Compare and contrast the pharmacology of adrenaline and milrinone.
This question was best answered using a table. Better answers included: the mechanisms of
action, the pharmacokinetics and pharmacodynamics, indications for use and adverse effects.
To complete the answer, the two drugs should have been compared and contrasted. There
are many areas which could be contrasted e.g. different indications, different mechanisms of
action, different half-lives and duration of action, different metabolism and different
pharmacodynamic effects, in particular the effects on the cardiovascular system and the
pulmonary circulation. Similarities should also have been highlighted
Name | Adrenaline | Milrinone |
Class | Inodilator | Ino-dilator |
Chemistry | Endogenous catecholamine | Biperidine |
Routes of administration | IV, IM, subcutaneous, nebulised, topical, as eye drops and directly into the ETT during an arrest | IV; but can also be administed as a nebulised aerosol, and had initially been marked as an oral preparation |
Absorption | Basically zero oral availabilty due to destruction by brush border enzymes in the gut (COMT and MAO) | Well absorbed orally; 92% oral bioavailability |
Solubility | pKa of 9.69; minimal water slubility | pKa 4.6 and 8.5; good solublity at physiological pH |
Distribution | VOD = 0.1-0.2 L/kg; 12% protein-bound | 0.38L/kg; 70% protein bound |
Target receptor | All adrenoceptors, with some selectivity for beta-1 and beta-2 at lower doses | Phosphodiesterase 3 |
Metabolism | Metabolised rapidly and completely by COMT and MAO | Mostly cleared renally; of the free fraction some undergoes hepatic metabolism into an inactive o-glucouronide, and the rest is excreted unchanged at a rate which varies depending on renal blood flow |
Elimination | Metabolites are renally excreted. Half-life is ~2 minutes | Half life is 2.3 hours in patients with heart failure, slightly less in normal healthy adults and longer in patients with renal dysfunction |
Time course of action | Very short acting, very rapid onset of effect | Onset of action is usually within 5-15minutes |
Mechanism of action | By binding to the alpha-1 receptor, adrenaline increases the release of a secondary messenger (inositol triphosphate, IP3) which results in the release of calcium into the cytosol, and thus enhanced smooth muscle contractility. By binding to beta-1 and beta-2 receptors, it increases cAMP, whcih as a second messenger mediates the other cardiovascular clinical effects | Increases cyclic AMP by inhibiting phosphodiesterase 3, which is responsible for cAMP catabolism.

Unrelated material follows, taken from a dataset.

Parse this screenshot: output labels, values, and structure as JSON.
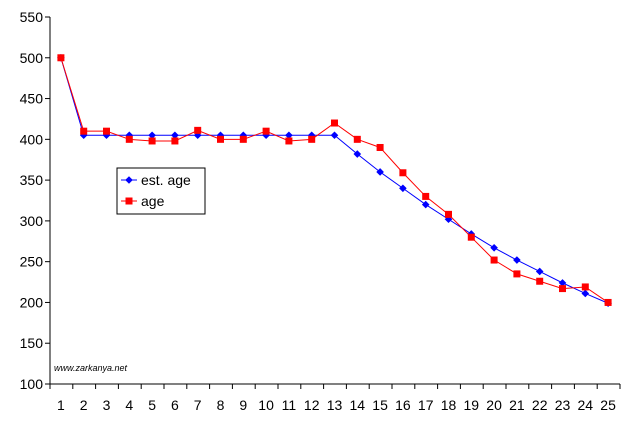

Selective for vascular smooth muscle and cardiac muscle. |
Clinical effects | Increased cardiac contractility, increased heart rate, some peripheral vasodilation, decreased afterload, hyperglycaemia, hyperlactataemia, hypokalemia, increased arrhythmogenicity | Improved ventricular contractility; decreased systemic vascular resistance; decreased pulmonary vascular resistance; tachycardia; propensity to arrhythmias. |
Single best reference for further information | TGA PI document | Canadian (Novopharm) product pamphlet for milrinone lactate |
Gorain, Bapi, et al. "Pharmacology of Adrenaline, Noradrenaline, and Their Receptors." Frontiers in Pharmacology of Neurotransmitters. Springer, Singapore, 2020. 107-142.
Stroshane, Ronald M., et al. "Oral and intravenous pharmacokinetics of milrinone in human volunteers." Journal of pharmaceutical sciences 73.10 (1984): 1438-1441.
Alousi, A. A., and D. C. Johnson. "Pharmacology of the bipyridines: amrinone and milrinone." Circulation 73.3 Pt 2 (1986): III10.